Lots of love for doves but not so much for “rats with wings”
The dove, an international symbol of peace, represents the Holy Spirit in Christian iconography. Andrew Blechman insaid that they themselves were worshiped as fertility goddesses. Carrier pigeons have served every superpower from ancient Egypt to modern times. News of the result at Waterloo in 1815 came courtesy of an avian courier. Pigeons that ran the gauntlet of enemy fire during “the Great War” were awarded Croix-de-Guerre type medals.
Doves don’t just benefit humans. Small “street” pigeons are a constant source of food for large raptors, allowing peregrine falcons, which came close to extinction here in the 1960s, to breed in our cities.
But not everyone likes pigeons. We call those we love ‘doves’. Those whom we despise, we call them “pigeons”. “These ‘winged rats’ soil listed buildings with their corrosive droppings and can be a public nuisance. During the 1950s, the US Fish and Wildlife Service fed them cyanide-coated peanuts in Boston, inspiring Tom Lehrer’s ‘Poisoning Pigeons in the Park’. Apparently, the pianist hired for the studio recording fell off his stool when he discovered the theme and the title of the song.

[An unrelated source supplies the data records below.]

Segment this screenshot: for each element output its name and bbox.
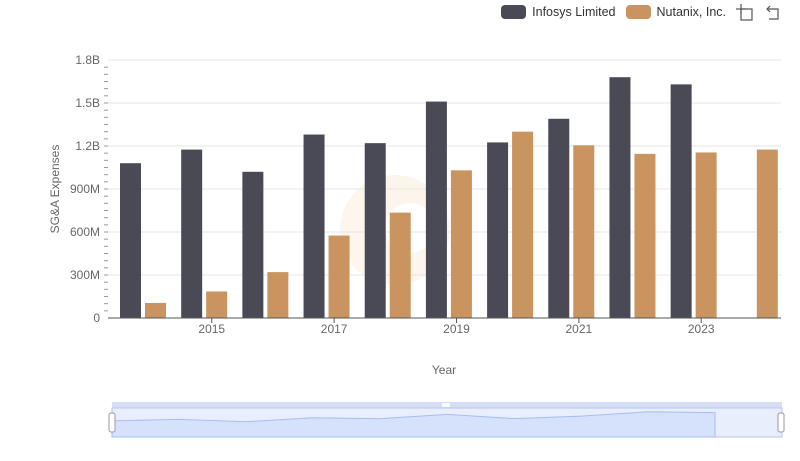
bar-nutanix-2018[interactable]	[389, 212, 411, 318]
bar-infosys-2016[interactable]	[242, 171, 264, 318]
x-tick-labels: 2015 2017 2019 2021 2023	[198, 318, 715, 336]
reset-zoom-icon[interactable]	[764, 3, 782, 21]
y-tick-label: 1.8B	[75, 53, 100, 67]
bar-infosys-2014[interactable]	[120, 163, 141, 318]
bar-nutanix-2019[interactable]	[450, 170, 472, 318]
bar-infosys-2017[interactable]	[303, 134, 325, 318]
bars	[120, 77, 778, 319]
bar-infosys-2023[interactable]	[670, 84, 692, 318]
navigator-grip[interactable]	[442, 403, 450, 407]
legend-item-nutanix[interactable]: Nutanix, Inc.	[625, 5, 726, 19]
navigator-left-handle[interactable]	[108, 412, 116, 433]
bar-infosys-2022[interactable]	[609, 77, 631, 318]
zoom-select-icon[interactable]	[736, 3, 754, 21]
legend: Infosys Limited Nutanix, Inc.	[501, 3, 782, 21]
legend-label-nutanix: Nutanix, Inc.	[656, 5, 726, 19]
y-minor-ticks	[104, 66, 108, 312]
bar-nutanix-2020[interactable]	[512, 131, 534, 318]
navigator-series-area	[111, 411, 716, 438]
bar-infosys-2021[interactable]	[548, 118, 570, 319]
bar-infosys-2020[interactable]	[487, 142, 509, 318]
x-tick-label: 2017	[321, 322, 348, 336]
bar-nutanix-2023[interactable]	[695, 152, 717, 318]
x-tick-label: 2019	[443, 322, 470, 336]
x-axis-title: Year	[432, 363, 456, 377]
y-tick-label: 1.2B	[75, 139, 100, 153]
y-axis-title: SG&A Expenses	[48, 145, 62, 234]
y-tick-label: 600M	[70, 225, 100, 239]
y-tick-labels: 0 300M 600M 900M 1.2B 1.5B 1.8B	[70, 53, 100, 325]
legend-swatch-infosys	[501, 5, 527, 19]
bar-nutanix-2022[interactable]	[634, 153, 656, 318]
y-tick-label: 300M	[70, 268, 100, 282]
legend-label-infosys: Infosys Limited	[532, 5, 616, 19]
navigator-right-handle[interactable]	[777, 412, 785, 433]
legend-item-infosys[interactable]: Infosys Limited	[501, 5, 616, 19]
legend-swatch-nutanix	[625, 5, 651, 19]
x-tick-label: 2021	[566, 322, 593, 336]
bar-nutanix-2014[interactable]	[145, 302, 166, 318]
bar-nutanix-2016[interactable]	[267, 272, 289, 318]
x-tick-label: 2015	[198, 322, 225, 336]
bar-nutanix-2021[interactable]	[573, 145, 595, 318]
y-tick-label: 900M	[70, 182, 100, 196]
bar-nutanix-2024[interactable]	[756, 149, 778, 318]
y-tick-label: 1.5B	[75, 96, 100, 110]
y-tick-label: 0	[93, 311, 100, 325]
x-tick-label: 2023	[688, 322, 715, 336]
bar-infosys-2015[interactable]	[181, 149, 203, 318]
bar-nutanix-2015[interactable]	[206, 291, 228, 318]
navigator[interactable]	[108, 402, 785, 438]
bar-infosys-2018[interactable]	[364, 143, 386, 318]
bar-infosys-2019[interactable]	[425, 101, 447, 318]
bar-nutanix-2017[interactable]	[328, 235, 350, 318]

Fossil remains suggest that the Rock Dove was domesticated in the Middle East around 10,000 years ago. Bred to serve as postmen, runners, or to be eaten, many domestic varieties have emerged over the millennia. Escapees are no longer beholden to people; feral pigeons do their own thing.
The genome of the European wildcat was contaminated by crossing with its domestic cousin, whose ancestors belonged to a North African variant. Similarly, the feral pigeon has introduced foreign genes into the wild rock pigeon population. Birdwatchers know this and regard white-rumped gray doves as virtual backyard fowl, unworthy of being on the watcher’s list.
This story raises an intriguing question. With wild domestic doves so ubiquitous, has breed mixing caused the “pure” rock pigeon strain to disappear?
Researchers at the University of Oxford have looked into this problem. Feral rock pigeons live along the cliffs, breeding in holes and on ledges in caves. Although wild domestic pigeons may occasionally visit these remote locations, interbreeding between the two varieties appears to be limited. Pigeon expert Derek Goodwin claimed that liaisons do occur between feral and feral doves, but they are rare.
William Smith, lead author of a paper just published, obtained feathers from rock doves captured by bird banders in the Hebrides, Orkneys and Cape Clair, places where encounters between savages and domestics were considered unlikely. Feather DNA was analyzed and the extent of genetic contamination was measured.
The result showed that Scottish and Irish doves exhibited “levels of introgressive hybridization with feral pigeons, but to different degrees”. There was significant variation between sites; “This analysis revealed negligible admixture in the Outer Hebrides, some in the Inner Hebrides and Arran group, and a higher level in all individuals in the Cape Clear and Highlands & Orkney group.”
Research confirms that the ancestral form of the Rock Dove has been compromised. The species, however, has a worldwide distribution. Maybe the pure ancient form survives somewhere?